Luo explained that, according to traditional customs, surviving widows are considered "unclean" and must undergo sexual cleansing rituals after the death of their husbands.
"The practice is thought to purify a woman and her home after her husband's death," she explained. "Failure to carry out purification rites is thought to bring bad luck in terms of unemployment, illness and death."
"Those who refuse to have sex cleansing are thought to be cursed and are detested by the community," Luo added. "Out of fear, surviving spouses have no option but to submit to the ritual."
She said widows who submitted to the rituals were obliged to have unprotected sex.
"Sometimes, they are forced to have sex with men whose HIV/AIDS status is unknown," said Luo. "A widow who is HIV-negative faces the risk of contracting the virus from the man who inherits her."
"In other cases, a widow who has contracted HIV from her late husband will transmit the disease to her inheritor when she is forced to have sex with him," she explained.
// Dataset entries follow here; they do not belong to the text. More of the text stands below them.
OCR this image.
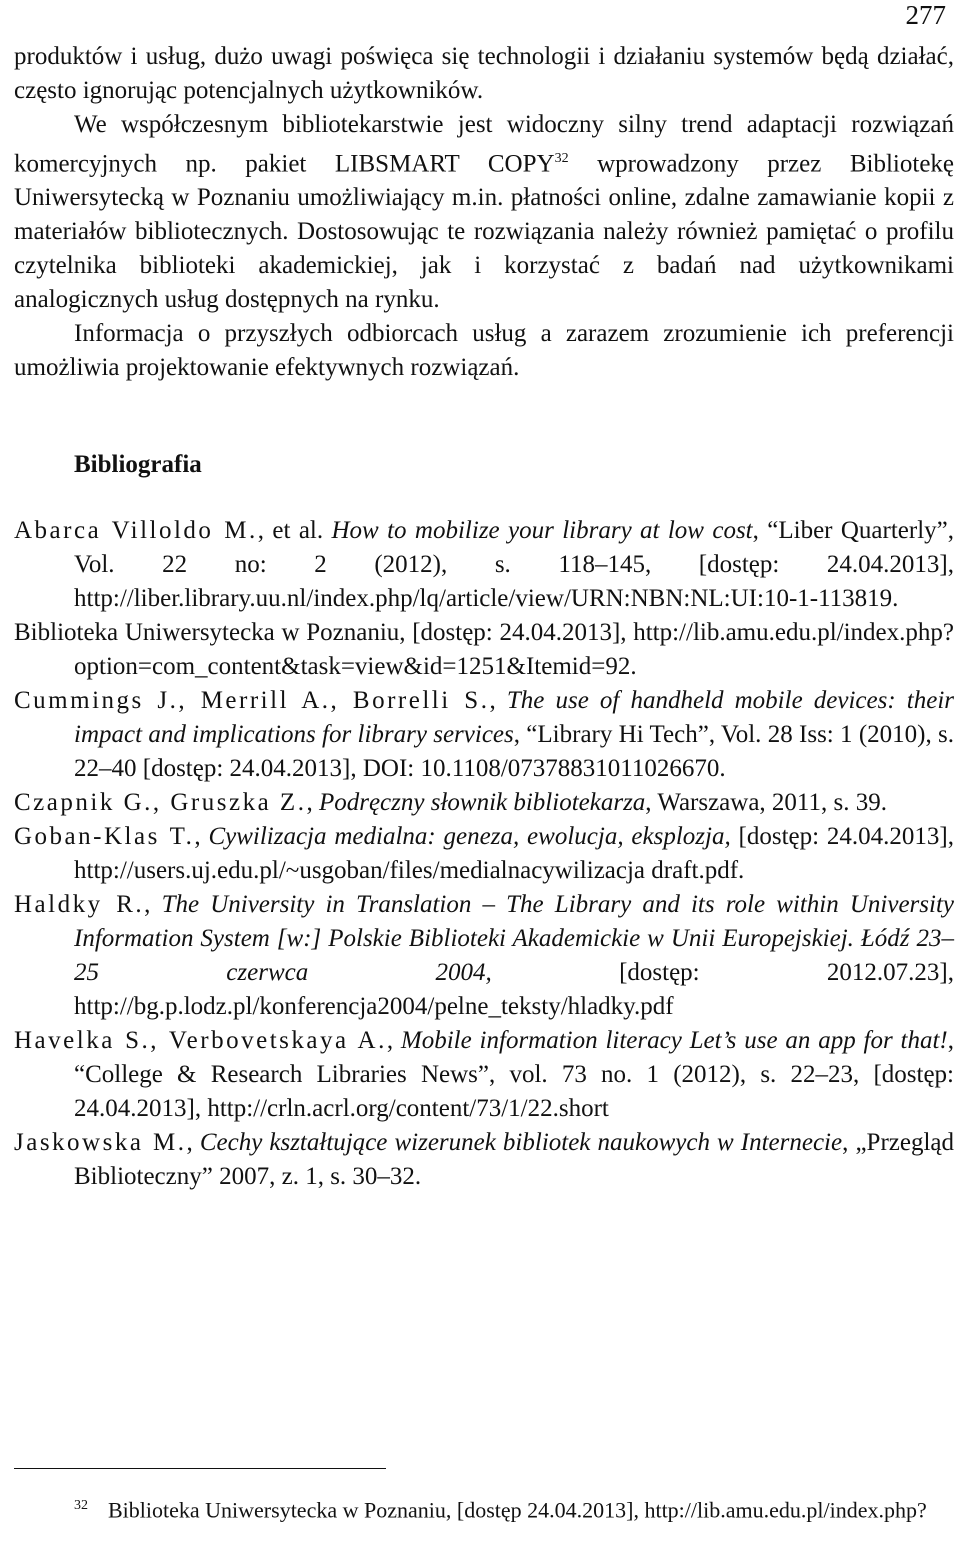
277

produktów i usług, dużo uwagi poświęca się technologii i działaniu systemów będą działać, często ignorując potencjalnych użytkowników.

We współczesnym bibliotekarstwie jest widoczny silny trend adaptacji rozwiązań komercyjnych np. pakiet LIBSMART COPY$^{32}$ wprowadzony przez Bibliotekę Uniwersytecką w Poznaniu umożliwiający m.in. płatności online, zdalne zamawianie kopii z materiałów bibliotecznych. Dostosowując te rozwiązania należy również pamiętać o profilu czytelnika biblioteki akademickiej, jak i korzystać z badań nad użytkownikami analogicznych usług dostępnych na rynku.

Informacja o przyszłych odbiorcach usług a zarazem zrozumienie ich preferencji umożliwia projektowanie efektywnych rozwiązań.

Bibliografia

Abarca Villoldo M., et al. How to mobilize your library at low cost, “Liber Quarterly”, Vol. 22 no: 2 (2012), s. 118–145, [dostęp: 24.04.2013], http://liber.library.uu.nl/index.php/lq/article/view/URN:NBN:NL:UI:10-1-113819.

Biblioteka Uniwersytecka w Poznaniu, [dostęp: 24.04.2013], http://lib.amu.edu.pl/index.php?option=com_content&task=view&id=1251&Itemid=92.

Cummings J., Merrill A., Borrelli S., The use of handheld mobile devices: their impact and implications for library services, “Library Hi Tech”, Vol. 28 Iss: 1 (2010), s. 22–40 [dostęp: 24.04.2013], DOI: 10.1108/07378831011026670.

Czapnik G., Gruszka Z., Podręczny słownik bibliotekarza, Warszawa, 2011, s. 39.

Goban-Klas T., Cywilizacja medialna: geneza, ewolucja, eksplozja, [dostęp: 24.04.2013], http://users.uj.edu.pl/~usgoban/files/medialnacywilizacja draft.pdf.

Haldky R., The University in Translation – The Library and its role within University Information System [w:] Polskie Biblioteki Akademickie w Unii Europejskiej. Łódź 23–25 czerwca 2004, [dostęp: 2012.07.23], http://bg.p.lodz.pl/konferencja2004/pelne_teksty/hladky.pdf

Havelka S., Verbovetskaya A., Mobile information literacy Let’s use an app for that!, “College & Research Libraries News”, vol. 73 no. 1 (2012), s. 22–23, [dostęp: 24.04.2013], http://crln.acrl.org/content/73/1/22.short

Jaskowska M., Cechy kształtujące wizerunek bibliotek naukowych w Internecie, „Przegląd Biblioteczny” 2007, z. 1, s. 30–32.

$^{32}$ Biblioteka Uniwersytecka w Poznaniu, [dostęp 24.04.2013], http://lib.amu.edu.pl/index.php?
Statistics obtained from Zambia's Central Statistical Office show that over one million Zambians are currently living with HIV, with an HIV prevalence rate of 30 percent among people aged between 15 and 49.
The figures also show that women between the ages of 25 and 34 were at much greater risk of infection than young men of the same age group.
The primary modes of HIV transmission are through heterosexual sex.
The minister noted that, in light of of common polygamous practices and extramarital affairs in Zambia, sexual cleansing had the potential to set off a chain of endless infections.
"Polygamy, like sex cleansing, is documented as a risk factor on its own," she said, noting that a man could transmit the virus to his wives, who could in turn infect others if they are widowed and inherited.
"It is therefore proper that this practice is outlawed and, as government, we are doing everything possible to ensure that such traditions are wiped out," Luo told AA.
She also cited a tendency among polygamous men to engage in extramarital affairs, which increases the risk of infecting others.
"Typically, in rural communities, the woman will not even complain when the husband brings another woman home," said Luo.
"Women have been tutored to accept that husbands are going to have extramarital affairs," she added.
Rodrick Vhongo, the head of Zambia's Traditional Healers Association, said there were "alternative" purification rites other than the more popular sexual cleansing rituals.
"One of them requires sacrificing an animal," he told AA. "Unfortunately, animals are too costly. For this reason, people opt for the sexual relations."
"Since we are in this situation, we have no option but to go for alternative sacrifices," Vhongo asserted.